Ini Temuan Komnas HAM Soal Kasus Wiji Thukul

Ini Temuan Komnas HAM Soal Kasus Wiji Thukul

- detikNews
Selasa, 01 Jul 2014 17:32 WIB
Ini Temuan Komnas HAM Soal Kasus Wiji Thukul
Jakarta - Selama 15 tahun terakhir, Komnas HAM sudah melakukan investigasi soal kasus orang hilang. Nasib dan keberadaan penyair dan aktivis buruh Wiji Thukul termasuk yang ditelusuri.

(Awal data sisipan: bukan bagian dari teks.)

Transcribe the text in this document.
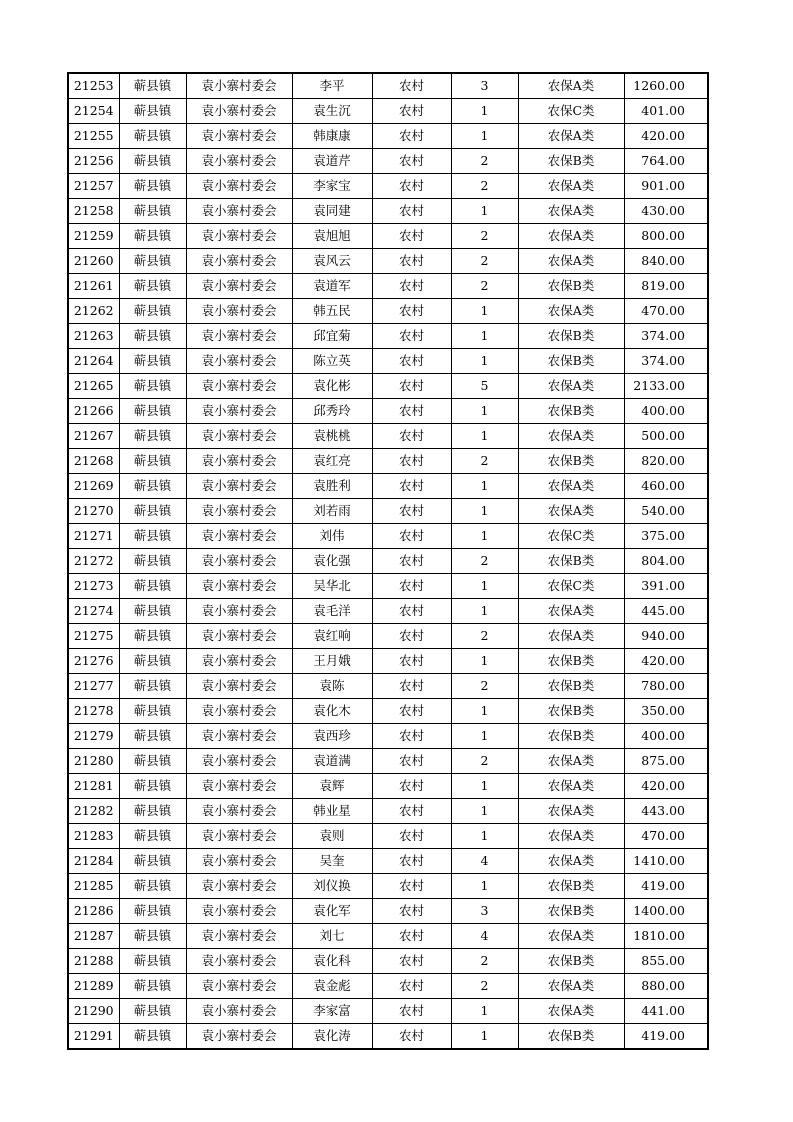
21253	蕲县镇	袁小寨村委会	李平	农村	3	农保A类	1260.00
21254	蕲县镇	袁小寨村委会	袁生沉	农村	1	农保C类	401.00
21255	蕲县镇	袁小寨村委会	韩康康	农村	1	农保A类	420.00
21256	蕲县镇	袁小寨村委会	袁道芹	农村	2	农保B类	764.00
21257	蕲县镇	袁小寨村委会	李家宝	农村	2	农保A类	901.00
21258	蕲县镇	袁小寨村委会	袁同建	农村	1	农保A类	430.00
21259	蕲县镇	袁小寨村委会	袁旭旭	农村	2	农保A类	800.00
21260	蕲县镇	袁小寨村委会	袁风云	农村	2	农保A类	840.00
21261	蕲县镇	袁小寨村委会	袁道军	农村	2	农保B类	819.00
21262	蕲县镇	袁小寨村委会	韩五民	农村	1	农保A类	470.00
21263	蕲县镇	袁小寨村委会	邱宜菊	农村	1	农保B类	374.00
21264	蕲县镇	袁小寨村委会	陈立英	农村	1	农保B类	374.00
21265	蕲县镇	袁小寨村委会	袁化彬	农村	5	农保A类	2133.00
21266	蕲县镇	袁小寨村委会	邱秀玲	农村	1	农保B类	400.00
21267	蕲县镇	袁小寨村委会	袁桃桃	农村	1	农保A类	500.00
21268	蕲县镇	袁小寨村委会	袁红亮	农村	2	农保B类	820.00
21269	蕲县镇	袁小寨村委会	袁胜利	农村	1	农保A类	460.00
21270	蕲县镇	袁小寨村委会	刘若雨	农村	1	农保A类	540.00
21271	蕲县镇	袁小寨村委会	刘伟	农村	1	农保C类	375.00
21272	蕲县镇	袁小寨村委会	袁化强	农村	2	农保B类	804.00
21273	蕲县镇	袁小寨村委会	吴华北	农村	1	农保C类	391.00
21274	蕲县镇	袁小寨村委会	袁毛洋	农村	1	农保A类	445.00
21275	蕲县镇	袁小寨村委会	袁红响	农村	2	农保A类	940.00
21276	蕲县镇	袁小寨村委会	王月娥	农村	1	农保B类	420.00
21277	蕲县镇	袁小寨村委会	袁陈	农村	2	农保B类	780.00
21278	蕲县镇	袁小寨村委会	袁化木	农村	1	农保B类	350.00
21279	蕲县镇	袁小寨村委会	袁西珍	农村	1	农保B类	400.00
21280	蕲县镇	袁小寨村委会	袁道满	农村	2	农保A类	875.00
21281	蕲县镇	袁小寨村委会	袁辉	农村	1	农保A类	420.00
21282	蕲县镇	袁小寨村委会	韩业星	农村	1	农保A类	443.00
21283	蕲县镇	袁小寨村委会	袁则	农村	1	农保A类	470.00
21284	蕲县镇	袁小寨村委会	吴奎	农村	4	农保A类	1410.00
21285	蕲县镇	袁小寨村委会	刘仪换	农村	1	农保B类	419.00
21286	蕲县镇	袁小寨村委会	袁化军	农村	3	农保B类	1400.00
21287	蕲县镇	袁小寨村委会	刘七	农村	4	农保A类	1810.00
21288	蕲县镇	袁小寨村委会	袁化科	农村	2	农保B类	855.00
21289	蕲县镇	袁小寨村委会	袁金彪	农村	2	农保A类	880.00
21290	蕲县镇	袁小寨村委会	李家富	农村	1	农保A类	441.00
21291	蕲县镇	袁小寨村委会	袁化涛	农村	1	农保B类	419.00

Bagaimana hasilnya?

Roichatul Aswidah, anggota Komnas HAM Sub Komisi Pengkajian dan Penelitian, mengatakan Thukul masuk dalam daftar 13 orang yang dinyatakan hilang pada saat peristiwa 97-98. Orang-orang tersebut sudah dibawa ke DPR dan direkomendasikan agar ada pengadilan ad hoc HAM.

"Laporan penyelidikan sudah diselesaikan oleh Komnas HAM dengan temuan bahwa memang terjadi kejahatan kemanusiaan dan termasuk pelakunya sudah diidentifikasi yaitu satuan Kopassus, memang diindikasi ke sana untuk dimintai tanggung jawab termasuk Danjen Kopassus saat itu," kata Roichatul saat ditemui di kantornya, Jl Latuharhary, Jakpus, Selasa (1/7/2014).

Komnas HAM juga sudah meminta Kejaksaan Agung agar menyelidiki kasus ini. Sayangnya, hingga kini masih ada perbedaan pandangan antara Komnas HAM dan Kejagung soal pelaksanaan ketentuan UU No 26/2000 tentang pengadilan HAM.

"Itu yang kemudian menjadikan bolak-balik berkas. Tapi bagi Komnas HAM sekarang menjadi penting bersama Kejagung melihat hal ini sebagai agenda bangsa yang harus diselesaikan dan kemudian mencari titik temu," terangnya.

Bagaimana dengan pernyataan Andi Arief yang meyakini Thukul masih hidup dan tidak ditangkap? Roichatul meminta bila memang ada bukti dan fakta, Andi melaporkannya ke institusi resmi. Dengan demikian, persoalan akan lebih jelas.

"Kemudian informasi semacam ini jika memang bisa seharusnya bisa didudukkan dalam proses yang lebih resmi kalau memang itu menjadi bernilai, tapi jika tidak, ini bisa menjadi sebuah informasi yang simpang siur saja," tegasnya.

Roichatul pun memberi penjelasan soal perbedaan antara penculikan dan penangkapan. Bila seseorang ditangkap, maka seharusnya ada institusi yang menyatakan secara resmi dan bertanggung jawab. Namun kasus Wiji Thukul bagi Komnas HAM tidak demikian.

"Berbeda dengan penghilangan paksa, tidak ada itu semua. Jadi yang membedakan adalah di mana yang bersangkutan tidak mendapat perlindungan hukum," tegasnya.

"Sampai sekarang untuk 13 orang yang hilang ini dikategorikan dalam continuing crime. Karena 13 orang ini sampai sekarang belum kembali, tidak tahu ada di mana dan tidak pernah tahu apa yang terjadi pada mereka," sambungnya.

Wiji Thukul adalah aktivis yang menentang Orba dengan puisi-pusinya. Salah satu lirik sajaknya yang terkenal adalah "Hanya satu kata: lawan!"